Irak: Mitarbeiter der Firma Blackwater (Foto: AP)
Mitarbeiter der Firma Blackwater waren berüchtigtBild: AP

Privatisiertes Gewaltmonopol

Sowohl Krahmann als auch Schneiker sehen die Entwicklung mit Sorge, denn im Kern geht es für beide darum, wie das staatliche Gewaltmonopol zu definieren sei. Schneiker fragt deshalb: "Welche Aufgaben soll unser Staat übernehmen und welche nicht? Welche können wir privatisieren? Das würde meines Erachtens eine breite gesellschaftliche Debatte erfordern, die ich aber so nicht erkennen kann."

Bis in die neunziger Jahre hinein sei es Konsens gewesen, dass der Staat bestimmte hoheitliche Funktionen habe und diese auch ausüben müsse, sagt Krahmann.
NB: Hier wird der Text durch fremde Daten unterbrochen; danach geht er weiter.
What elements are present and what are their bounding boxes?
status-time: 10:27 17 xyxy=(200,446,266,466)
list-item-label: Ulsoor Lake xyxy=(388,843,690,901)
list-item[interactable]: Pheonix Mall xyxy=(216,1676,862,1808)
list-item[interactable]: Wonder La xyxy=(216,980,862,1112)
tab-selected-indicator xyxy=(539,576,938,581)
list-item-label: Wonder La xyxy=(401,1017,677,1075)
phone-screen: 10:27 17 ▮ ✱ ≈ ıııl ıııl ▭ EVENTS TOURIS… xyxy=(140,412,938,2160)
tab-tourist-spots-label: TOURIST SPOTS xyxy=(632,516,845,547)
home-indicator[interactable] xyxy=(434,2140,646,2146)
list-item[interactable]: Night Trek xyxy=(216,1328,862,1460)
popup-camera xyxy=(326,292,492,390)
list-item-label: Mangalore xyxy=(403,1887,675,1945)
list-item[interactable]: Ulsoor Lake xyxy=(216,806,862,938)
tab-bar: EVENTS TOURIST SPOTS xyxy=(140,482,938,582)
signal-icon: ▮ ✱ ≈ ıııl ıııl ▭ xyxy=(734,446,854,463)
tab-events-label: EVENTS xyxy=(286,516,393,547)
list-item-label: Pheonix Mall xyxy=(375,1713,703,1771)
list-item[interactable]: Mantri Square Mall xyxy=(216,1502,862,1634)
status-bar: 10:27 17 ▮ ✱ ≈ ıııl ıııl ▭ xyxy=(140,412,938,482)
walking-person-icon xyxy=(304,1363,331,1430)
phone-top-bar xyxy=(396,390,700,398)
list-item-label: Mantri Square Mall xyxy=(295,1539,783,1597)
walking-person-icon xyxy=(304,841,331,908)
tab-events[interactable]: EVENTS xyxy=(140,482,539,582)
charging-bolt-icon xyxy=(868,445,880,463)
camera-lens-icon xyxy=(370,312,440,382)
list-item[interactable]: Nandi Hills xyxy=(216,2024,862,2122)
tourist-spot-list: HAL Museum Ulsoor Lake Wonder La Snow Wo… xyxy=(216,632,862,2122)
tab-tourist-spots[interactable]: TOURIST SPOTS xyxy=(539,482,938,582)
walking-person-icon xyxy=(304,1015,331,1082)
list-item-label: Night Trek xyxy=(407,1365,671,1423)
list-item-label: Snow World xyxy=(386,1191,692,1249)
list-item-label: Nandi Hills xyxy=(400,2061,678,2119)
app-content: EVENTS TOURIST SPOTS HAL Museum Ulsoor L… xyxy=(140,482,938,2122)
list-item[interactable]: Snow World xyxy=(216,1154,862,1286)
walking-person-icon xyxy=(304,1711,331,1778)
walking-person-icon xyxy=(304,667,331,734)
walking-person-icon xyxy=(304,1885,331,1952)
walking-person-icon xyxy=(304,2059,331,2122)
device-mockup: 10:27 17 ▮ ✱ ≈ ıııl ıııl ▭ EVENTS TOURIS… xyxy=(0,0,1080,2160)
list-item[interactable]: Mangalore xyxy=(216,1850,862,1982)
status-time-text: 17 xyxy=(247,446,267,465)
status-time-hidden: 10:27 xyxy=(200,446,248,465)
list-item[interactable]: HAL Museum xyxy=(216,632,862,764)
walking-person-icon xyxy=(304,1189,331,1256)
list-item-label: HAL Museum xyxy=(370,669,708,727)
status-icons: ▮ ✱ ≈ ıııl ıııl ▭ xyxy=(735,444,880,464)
Das habe vor allem für militärische Gewalt gegolten - insbesondere bei Auslandseinsätzen. "Heutzutage wird argumentiert, dass der Staat zwar die Verantwortung für diese Einsätze hat, sie aber nicht selbst ausführen muss." Demzufolge kann der Staat Aufgaben an Dienstleister übertragen, muss aber sicherstellen, dass er trotzdem die Kontrolle darüber behält, wie sie umgesetzt werden.

Auch Union und SPD hatten den privaten Militärdienstleistern und der Diskussion um das staatliche Gewaltmonopol so viel Gewicht beigemessen, dass sie es in ihrem Koalitionsvertrag 2013 festhielten. "Militärische Aufgaben dürfen nicht auf private Unternehmen übertragen werden", heißt es dort. Doch seitdem die große Koalition regiert, hat sich der Bundestag nicht mehr mit dem Thema befasst. Vielleicht kann das Friedensgutachten diese Debatte nun anschieben.